The Lebanese parliament reportedly approved an increase in the VAT rate from 10% to 11% on 15 March 2017 as part of several tax increases meant to balance the country's budget, and will approve other budget-related measures in the coming weeks. The approval of the tax increases, which must still be signed into law by the president, has resulted in public protests lead on by various civil society groups and certain political parties. Additional details of the tax increases will be published once available.

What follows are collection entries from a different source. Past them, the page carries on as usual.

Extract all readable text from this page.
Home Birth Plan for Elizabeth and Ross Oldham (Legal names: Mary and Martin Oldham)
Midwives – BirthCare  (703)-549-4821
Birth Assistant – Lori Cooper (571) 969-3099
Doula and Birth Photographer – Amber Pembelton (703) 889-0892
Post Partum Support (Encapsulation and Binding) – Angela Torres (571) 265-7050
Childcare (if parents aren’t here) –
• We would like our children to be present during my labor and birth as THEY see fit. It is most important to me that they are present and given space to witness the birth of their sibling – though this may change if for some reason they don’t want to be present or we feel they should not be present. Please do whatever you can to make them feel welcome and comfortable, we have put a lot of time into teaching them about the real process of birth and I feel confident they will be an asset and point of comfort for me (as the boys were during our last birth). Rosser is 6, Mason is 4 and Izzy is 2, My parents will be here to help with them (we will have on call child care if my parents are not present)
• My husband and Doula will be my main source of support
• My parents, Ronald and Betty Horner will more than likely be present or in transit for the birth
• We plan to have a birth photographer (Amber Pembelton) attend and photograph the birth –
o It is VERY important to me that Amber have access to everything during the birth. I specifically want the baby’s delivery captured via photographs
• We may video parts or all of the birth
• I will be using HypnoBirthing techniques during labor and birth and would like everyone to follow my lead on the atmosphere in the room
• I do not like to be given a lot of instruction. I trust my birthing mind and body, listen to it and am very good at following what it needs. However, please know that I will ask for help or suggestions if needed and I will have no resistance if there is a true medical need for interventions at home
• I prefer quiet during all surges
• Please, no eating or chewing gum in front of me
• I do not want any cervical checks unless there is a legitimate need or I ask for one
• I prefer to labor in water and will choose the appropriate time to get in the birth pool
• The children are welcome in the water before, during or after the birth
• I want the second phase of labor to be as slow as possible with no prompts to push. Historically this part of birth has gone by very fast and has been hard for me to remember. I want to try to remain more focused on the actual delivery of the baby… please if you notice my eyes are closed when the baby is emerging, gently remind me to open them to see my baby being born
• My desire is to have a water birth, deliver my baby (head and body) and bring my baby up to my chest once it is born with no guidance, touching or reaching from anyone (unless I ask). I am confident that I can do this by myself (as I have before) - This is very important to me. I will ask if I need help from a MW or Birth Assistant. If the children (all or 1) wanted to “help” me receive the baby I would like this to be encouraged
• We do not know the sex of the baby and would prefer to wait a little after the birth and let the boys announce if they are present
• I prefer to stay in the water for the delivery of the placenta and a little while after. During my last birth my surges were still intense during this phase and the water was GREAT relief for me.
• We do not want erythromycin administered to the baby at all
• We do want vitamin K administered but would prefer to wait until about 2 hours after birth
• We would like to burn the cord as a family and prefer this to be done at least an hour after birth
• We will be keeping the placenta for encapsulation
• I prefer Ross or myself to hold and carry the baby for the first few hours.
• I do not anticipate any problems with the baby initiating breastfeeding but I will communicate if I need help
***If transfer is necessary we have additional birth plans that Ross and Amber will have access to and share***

On 16 March 2016, the Norwegian Ministry of Finance published draft amendments to provide for specific provisions for corporate residency with effect from the 2018 fiscal year. Currently, corporate residence is not defined under Norwegian tax law, but companies are generally treated as resident in Norway if incorporated in Norway or if effective management and control is in Norway.
The draft amendments would amend paragraph 1 of Section 2-2 of the Tax Act to provide that companies will be subject to tax if established in Norway or with effective management in Norway. However, this would not apply to companies resident in jurisdiction with which Norway has a tax treaty. The Tax Administration Law would also be amended to reflect the changes in the Tax Act.
Click the following link for the consultation page (Norwegian language). Comments are due by 16 June 2017.
The UK government has published the Finance (No. 2) Bill 2017, which includes measures announced in the Spring Budget 2017 (previous coverage), as well as certain measures announced in Budget 2016 and Autumn Statement 2016. Some of the main measures include changes in the tax treatment of carried forward losses, new corporate interest restrictions, provisions for the Northern Ireland corporation tax rate, a new soft drinks industry levy, and digital reporting and record-keeping requirements (Making Tax Digital).
Click the following links for the Finance (No. 2) Bill 2017 as introduced in the House of Commons, the Explanatory Notes, and the Notes on Finance Bill 2017 Resolutions. The Bill must now be passed by both houses of parliament and receive Royal Assent before entering into force.
According to an announcement from the Serbian government, negotiations for a new social security agreement with the Slovak Republic were concluded on 13 March 2017. The agreement must be signed and ratified before entering into force, and once in force and effective, will replace the agreement signed in 2012.